O compósito, materiais cuja estrutura é constituída por uma combinação de dois ou mais produtos não solúveis entre si, foi criado pelo doutorando do Departamento de Engenharia de Materiais (DEMa) Gustavo Trindade Valio é moldado em cerca de 15 minutos.

“O material tem alta rigidez e trêz veses mais a resistência mecânica dos usados hoje em dia. Ele também pode ser desfeito e remodelado para a mesma pessoa, pode ter contato com água e sai pela metade do preço”, explicou.

Ainda não há prazo para o material chegar ao mercado. O pesquisador já entrou com o pedido de patente e o próximo passo é aprimorar o compósito para também ser impresso em 3D.

Segundo Valio, as pesquisas tiveram início há três anos, quando foi apresentado aos materiais importados já usados por fisioterapeutas. Mas o grande problema era o preço.

“Eu vi do que era feito, pensei em uma formulação para ficar barato e diminuir o custo ao máximo. Então fiz uma mistura, vi que deu certo e começamos a trabalhar para fazer em grande escala”, explicou.

Os compostos se transformam em grânulos e criam uma chapa que é colocada em um recipiente com água em 70 graus. Ela amolece e é moldada diretamente no membro necessitado, ficando rígido. “Esse processo dura cerca de 15 minutos”, disse o pesquisador.

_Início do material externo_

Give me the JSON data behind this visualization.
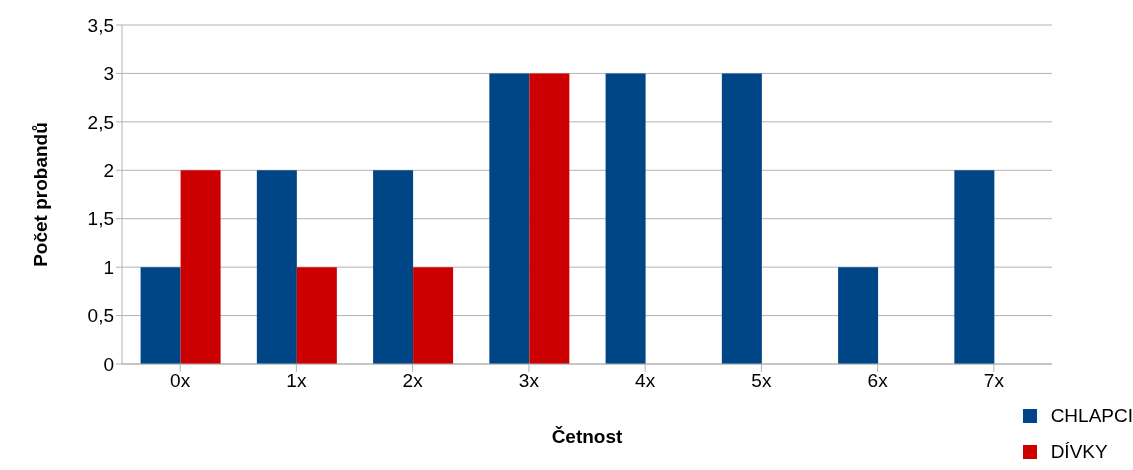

De acordo com Gustavo Trindade, o produto tem antimicrobiano, que diminui o mau cheiro, pode ser colocado na água e, comparado ao gesso tradicional, é extremamente confortável.

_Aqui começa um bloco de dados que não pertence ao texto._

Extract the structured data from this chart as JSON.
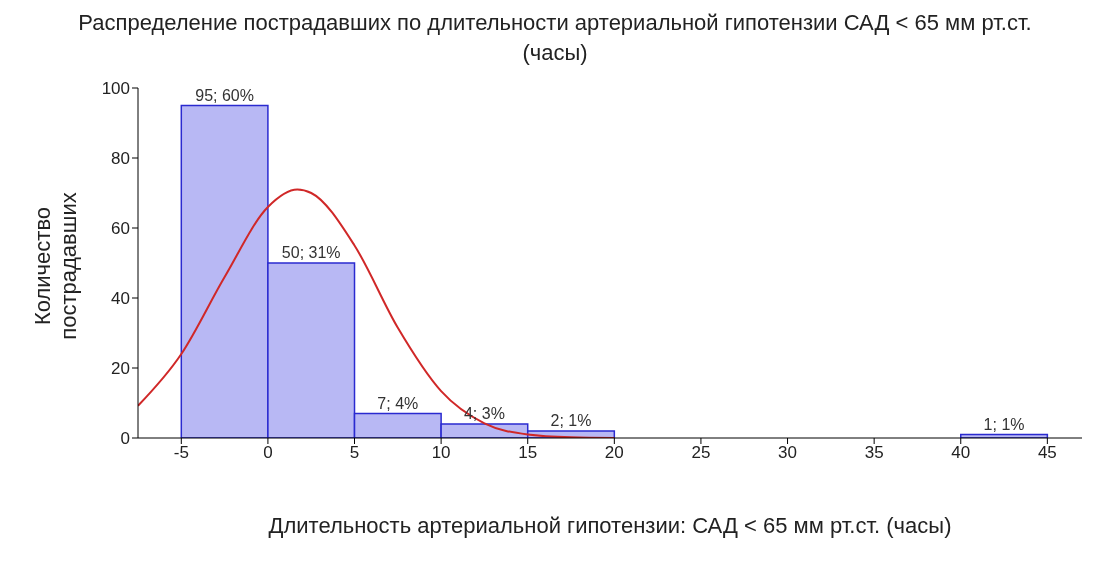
{
  "chart_data": {
    "type": "histogram",
    "title": "Распределение пострадавших по длительности артериальной гипотензии  САД < 65 мм рт.ст. (часы)",
    "xlabel": "Длительность артериальной гипотензии: САД < 65 мм рт.ст. (часы)",
    "ylabel": "Количество пострадавших",
    "bins": [
      -5,
      0,
      5,
      10,
      15,
      20,
      25,
      30,
      35,
      40,
      45
    ],
    "values": [
      95,
      50,
      7,
      4,
      2,
      0,
      0,
      0,
      0,
      1
    ],
    "value_labels": [
      "95; 60%",
      "50; 31%",
      "7; 4%",
      "4; 3%",
      "2; 1%",
      null,
      null,
      null,
      null,
      "1; 1%"
    ],
    "color": "#b8b8f4",
    "series": [
      {
        "type": "line",
        "color": "#d02828",
        "x": [
          -7.5,
          -5,
          -2.5,
          0,
          1.7,
          2.5,
          5,
          7.5,
          10,
          12.5,
          15,
          17.5,
          20
        ],
        "values": [
          9.2,
          24,
          46,
          66,
          71,
          70,
          55,
          31.5,
          13.4,
          4.2,
          1,
          0.2,
          0
        ]
      }
    ],
    "xlim": [
      -7.5,
      47
    ],
    "xticks": [
      -5,
      0,
      5,
      10,
      15,
      20,
      25,
      30,
      35,
      40,
      45
    ],
    "ylim": [
      0,
      100
    ],
    "yticks": [
      0,
      20,
      40,
      60,
      80,
      100
    ],
    "tick_labels": "xy"
  }
}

“É bem mais leve, mais prático, fácil e pode até ser lavável. Tem modelo mais flexível ou mais rígido, de forma vazada para correção de defeitos musculares e para aumentar a flexibilidade do membro e de imobilização completa. Tudo depende da utilização do profissional da área”, disse.

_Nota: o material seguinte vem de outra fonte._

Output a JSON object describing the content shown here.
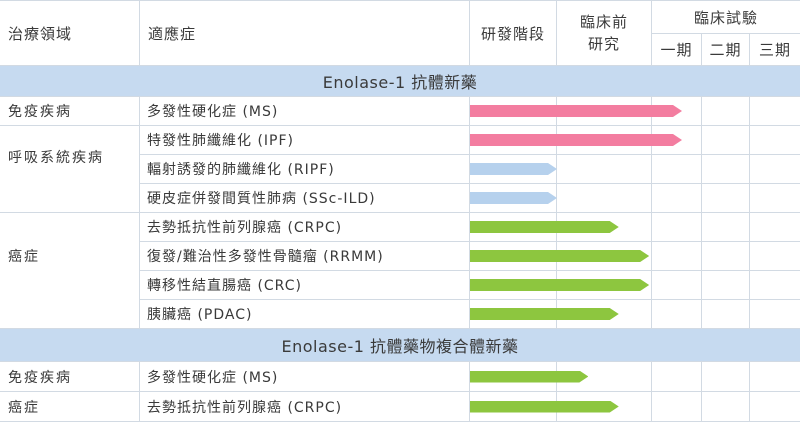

Um dos exemplos da sua utilização, segundo o pesquisador, é o da síndrome do Pé Torto Congênito, em que a criança nasce com deformidade nos pés, envolvendo ossos e tendões.

“Nesses casos, a criança precisa recolocar o gesso toda semana, então gera uma quantidade de resíduo em excesso. Esse pode ser retirado da criança, colocada na água e reutilizada na mesma criança, moldando da forma que ela necessita”, explicou.

A pesquisa ganhou a primeira edição do Desafio UFSCar de Inovação e Empreendedorismo na categoria ‘startup’ e foi financiada pela Fundação de Amparo à Pesquisa do Estado de São Paulo (Fapesp).

Agora, com a ajuda do Centro de Caracterização e Desenvolvimento de Materiais (CCDC) da UFSCar, Valio está adaptando as fórmulas para que os imobilizadores sejam produzidos de forma mais complexa em impressão 3D.

“Nós estamos escrevendo a fase II para produção em grande quantidade. O Departamento de Fisioterapia da UFSCar também está faz testes para ver se o produto está adequado para testes em humanos”, concluiu.

O produto ainda está em fase piloto, mas o pesquisador afirmou que logo dará início ao desenvolvimento de amostras pequenas do produto real para que os profissionais possam começar a utilizar.